Mit Freunden zu sprechen, einander Kraft zu geben, ins Theater zu gehen, in
ein Konzert, zu einer Lesung: Das alles ist auch ohne Religion möglich, ja,
es macht vielleicht sogar mehr Spaß als im Gottesdienst zu sitzen und sich
eine Predigt anzuhören. Die vielen Verwirklichungsmöglichkeiten, die unsere
Gesellschaft in der Freizeit, aber auch im Beruf bietet, ziehen von der
Konzentration auf das Wort Gottes ab.
Trotzdem glauben ja immerhin noch viele Menschen.
Ja, in Deutschland etwa die Hälfte der Menschen. 30 Prozent bekennen sich
zum Glauben an ein höheres Wesen, 20 Prozent zu einem Gott, wie er sich in
Jesus Christus zu erkennen gegeben hat. Aber dieser Glaube, selbst wo man
sich an ihn hält, durchdringt nicht mehr das ganze Leben, und zwar umso
weniger, je weniger konkret man sich Gott vorstellt. So ein höheres Wesen,
das man nicht genau beschreiben und mit dem man nicht kommunizieren kann,
hat auch nur wenig Einfluss auf die Art, wie man seine Kinder erzieht. Je
persönlicher der Gott, an den man glaubt, desto bedeutsamer ist er im
eigenen Leben, das zeigen empirische Untersuchungen. Immer mehr Menschen
aber fällt es schwer, sich Gott als Person vorzustellen.
Sie klingen melancholisch, wenn Sie über die Einbußen an allgemeiner
Religiosität sprechen.
Über mein Studium bin ich in die traditionsreiche Welt des Christentums
hineingelangt. Es ist eine schöne und große Welt. Aktuell spüre ich, wie
das Verständnis für diese Welt immer mehr abnimmt, wie stark schon die
Fähigkeit zurückgeht, sich sprachlich in dieser Welt zu bewegen. Es ist
bedrückend zu sehen, mit welcher Herzlosigkeit man teilweise auf dieses
Erbe schaut.
Dafür stehen Missbräuche, sexuelle oder die der Macht, im Mittelpunkt der
öffentlichen Erörterungen.
Darüber ist zu reden, ja, und darüber muss geredet werden. Aber Kirche geht
in den Missbrauchsfällen nicht auf. In ihr kann man lernen, auf neue Weise,
auf eine nicht alltägliche Weise auf das Leben zu schauen. Sie eröffnet
Horizonte, gibt Trost und Hoffnung, vermittelt einen Weg, auch mit den
Widrigkeiten des Lebens umgehen zu lernen, oder auch einfach einmal
loszulassen. Die Kirchen tragen einen reichen Schatz an Lebensweisheiten
und Lebenserfahrungen in sich. Sie sind mehr als Machtmissbrauch und
sexualisierte Gewalt, die ich damit nicht kleinreden will.

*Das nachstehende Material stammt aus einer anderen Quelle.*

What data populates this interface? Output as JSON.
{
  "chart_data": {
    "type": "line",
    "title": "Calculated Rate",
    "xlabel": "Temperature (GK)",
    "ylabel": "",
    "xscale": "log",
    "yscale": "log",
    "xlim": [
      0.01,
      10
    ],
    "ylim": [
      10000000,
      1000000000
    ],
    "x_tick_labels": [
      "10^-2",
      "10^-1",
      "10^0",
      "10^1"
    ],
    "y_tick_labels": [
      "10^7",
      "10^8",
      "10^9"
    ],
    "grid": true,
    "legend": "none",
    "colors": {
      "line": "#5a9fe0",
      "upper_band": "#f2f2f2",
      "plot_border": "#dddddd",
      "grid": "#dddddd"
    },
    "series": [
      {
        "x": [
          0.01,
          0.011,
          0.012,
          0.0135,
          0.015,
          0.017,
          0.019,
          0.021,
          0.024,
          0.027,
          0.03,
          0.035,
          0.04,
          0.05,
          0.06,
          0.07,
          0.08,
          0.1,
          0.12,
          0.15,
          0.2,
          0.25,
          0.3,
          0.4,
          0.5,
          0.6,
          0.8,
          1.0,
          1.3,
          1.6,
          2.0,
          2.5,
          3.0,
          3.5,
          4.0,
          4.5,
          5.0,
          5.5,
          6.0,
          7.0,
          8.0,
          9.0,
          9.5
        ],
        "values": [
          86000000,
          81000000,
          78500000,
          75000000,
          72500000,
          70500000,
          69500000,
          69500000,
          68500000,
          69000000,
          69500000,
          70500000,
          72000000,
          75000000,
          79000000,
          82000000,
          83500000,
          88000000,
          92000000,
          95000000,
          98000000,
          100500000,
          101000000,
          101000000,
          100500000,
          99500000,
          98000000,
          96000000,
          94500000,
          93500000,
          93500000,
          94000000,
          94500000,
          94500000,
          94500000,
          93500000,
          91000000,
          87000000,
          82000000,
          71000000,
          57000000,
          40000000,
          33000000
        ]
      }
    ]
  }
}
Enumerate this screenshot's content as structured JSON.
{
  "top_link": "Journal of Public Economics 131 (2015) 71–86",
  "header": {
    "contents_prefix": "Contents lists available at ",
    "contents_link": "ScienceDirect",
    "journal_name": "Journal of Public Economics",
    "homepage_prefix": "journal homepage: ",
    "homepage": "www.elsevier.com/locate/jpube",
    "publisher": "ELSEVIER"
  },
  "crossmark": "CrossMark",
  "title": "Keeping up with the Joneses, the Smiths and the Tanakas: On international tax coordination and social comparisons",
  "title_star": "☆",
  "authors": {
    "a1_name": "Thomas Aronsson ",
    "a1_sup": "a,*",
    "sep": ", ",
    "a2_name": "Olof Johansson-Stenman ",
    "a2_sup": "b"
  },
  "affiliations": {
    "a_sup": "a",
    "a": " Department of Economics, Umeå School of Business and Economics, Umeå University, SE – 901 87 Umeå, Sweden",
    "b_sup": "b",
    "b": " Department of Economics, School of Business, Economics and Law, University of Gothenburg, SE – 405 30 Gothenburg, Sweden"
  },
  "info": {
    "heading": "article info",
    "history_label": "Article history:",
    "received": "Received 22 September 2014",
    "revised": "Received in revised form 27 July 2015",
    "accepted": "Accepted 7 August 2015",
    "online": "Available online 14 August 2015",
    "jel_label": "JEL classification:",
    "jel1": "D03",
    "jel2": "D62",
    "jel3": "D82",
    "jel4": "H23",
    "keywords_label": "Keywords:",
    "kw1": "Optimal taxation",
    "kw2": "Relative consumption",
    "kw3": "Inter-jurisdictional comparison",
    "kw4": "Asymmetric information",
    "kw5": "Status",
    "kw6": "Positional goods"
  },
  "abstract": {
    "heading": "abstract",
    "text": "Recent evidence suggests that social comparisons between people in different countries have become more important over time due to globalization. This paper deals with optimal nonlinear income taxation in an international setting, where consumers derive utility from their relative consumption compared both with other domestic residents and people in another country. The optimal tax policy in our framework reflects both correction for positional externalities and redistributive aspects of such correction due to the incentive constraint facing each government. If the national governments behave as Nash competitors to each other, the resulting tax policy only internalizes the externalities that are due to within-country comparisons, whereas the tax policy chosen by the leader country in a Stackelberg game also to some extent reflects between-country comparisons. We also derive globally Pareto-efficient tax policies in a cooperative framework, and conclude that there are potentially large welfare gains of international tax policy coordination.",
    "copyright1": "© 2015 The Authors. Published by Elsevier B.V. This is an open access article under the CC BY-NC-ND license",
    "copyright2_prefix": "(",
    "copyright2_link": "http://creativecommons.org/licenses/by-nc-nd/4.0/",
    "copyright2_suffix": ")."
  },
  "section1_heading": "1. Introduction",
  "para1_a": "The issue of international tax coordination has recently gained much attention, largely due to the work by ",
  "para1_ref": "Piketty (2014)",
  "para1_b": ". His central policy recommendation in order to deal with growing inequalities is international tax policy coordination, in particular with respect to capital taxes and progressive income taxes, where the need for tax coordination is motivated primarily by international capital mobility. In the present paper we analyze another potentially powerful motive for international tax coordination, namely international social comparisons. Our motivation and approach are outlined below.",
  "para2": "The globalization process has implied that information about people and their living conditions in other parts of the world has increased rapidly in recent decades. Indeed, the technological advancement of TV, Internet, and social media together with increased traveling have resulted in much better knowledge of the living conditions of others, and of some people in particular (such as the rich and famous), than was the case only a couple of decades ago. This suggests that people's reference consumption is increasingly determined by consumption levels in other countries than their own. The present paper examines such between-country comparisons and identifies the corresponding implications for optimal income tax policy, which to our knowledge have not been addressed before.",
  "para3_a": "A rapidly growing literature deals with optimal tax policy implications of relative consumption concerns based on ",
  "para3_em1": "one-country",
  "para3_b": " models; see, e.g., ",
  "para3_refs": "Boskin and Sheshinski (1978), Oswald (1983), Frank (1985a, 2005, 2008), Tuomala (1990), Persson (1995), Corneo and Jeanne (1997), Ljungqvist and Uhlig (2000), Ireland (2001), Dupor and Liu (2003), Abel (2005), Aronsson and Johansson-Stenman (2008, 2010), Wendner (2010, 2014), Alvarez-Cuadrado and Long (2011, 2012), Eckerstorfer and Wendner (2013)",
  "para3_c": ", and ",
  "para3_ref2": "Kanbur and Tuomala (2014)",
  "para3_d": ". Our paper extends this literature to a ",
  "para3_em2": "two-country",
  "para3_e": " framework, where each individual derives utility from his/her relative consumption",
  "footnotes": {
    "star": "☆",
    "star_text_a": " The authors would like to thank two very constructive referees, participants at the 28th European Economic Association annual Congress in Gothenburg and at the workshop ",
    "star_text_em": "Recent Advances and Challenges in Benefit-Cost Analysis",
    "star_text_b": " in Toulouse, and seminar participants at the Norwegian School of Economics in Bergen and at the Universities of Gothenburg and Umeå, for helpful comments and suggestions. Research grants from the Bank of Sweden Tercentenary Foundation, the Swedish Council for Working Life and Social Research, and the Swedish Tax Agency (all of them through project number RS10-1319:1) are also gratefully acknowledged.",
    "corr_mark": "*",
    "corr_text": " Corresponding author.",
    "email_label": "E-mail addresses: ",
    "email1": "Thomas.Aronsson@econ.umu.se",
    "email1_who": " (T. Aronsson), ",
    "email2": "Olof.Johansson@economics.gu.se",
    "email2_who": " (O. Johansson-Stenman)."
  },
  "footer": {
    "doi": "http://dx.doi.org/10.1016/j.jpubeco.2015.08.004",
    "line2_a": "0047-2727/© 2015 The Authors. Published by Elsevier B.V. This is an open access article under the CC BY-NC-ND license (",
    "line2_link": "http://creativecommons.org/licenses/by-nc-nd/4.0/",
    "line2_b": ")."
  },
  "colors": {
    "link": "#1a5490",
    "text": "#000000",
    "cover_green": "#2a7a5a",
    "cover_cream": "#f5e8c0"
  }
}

Nicht mal mehr die Hälfte der in Deutschland Lebenden ist Mitglied einer
großen Kirche. Ist dieser Prozess umkehrbar?
Das sehe ich nicht. Die Kirchen sind zwar, weil die Kirchensteuer an die
Einkommen gekoppelt ist, finanziell immer noch gut gepolstert, vieles wird
geleistet, in der Caritas, auch in der Bildungsarbeit. Aber wenn der Glaube
mehr und mehr zurückgeht und auch das soziale Umfeld schrumpft, in dem er
gedeihen kann, dann schreitet der Prozess der Entkirchlichung immer weiter
voran. Zwar langsam, aber unaufhaltsam.
Wo führt das hin? Wie sieht eine Gesellschaft ohne Kirche aus?
Eine Gesellschaft ohne Kirche ist ärmer. Es fehlt die katholische Messe mit
dem Einzug des Priesters im Ornat, mit Messdienern, Weihrauch und
rauschendem Orgelklang. Die schlichte Anmut eines Kirchenraums der
Reformierten. Die aufopferungsvolle Strenge der Diakonissen. Das Gebet im
stillen Kämmerlein. Und auch der erbarmungsvolle Blick auf unser armseliges
Leben. Das und noch viel mehr.
Bücher von Pilgerfahrten, etwa das von TV-Star Hape Kerkeling, sind
Bestseller. Spricht das nicht gegen Ihren Befund?
Natürlich ist eine Pilgerreise auch eine Geschichte auf den gläubigen
Pfaden. Zweifellos, bestimmte Praktiken lassen sich aus den religiösen
Kontexten lösen – bis hin zu Yogaübungen. Aber die Bedeutung dieser
Praktiken ändert sich dabei. Jetzt geht es um körperliche Kräftigung oder
um eine Wanderung der Seele nach innen oder um Abenteuer zu erleben. Die
große Tradition der Pilgerfahrten, mit denen man die Nähe zum Heiligen
suchte, um für seine Leiden Heilung zu finden, ist nicht mehr präsent.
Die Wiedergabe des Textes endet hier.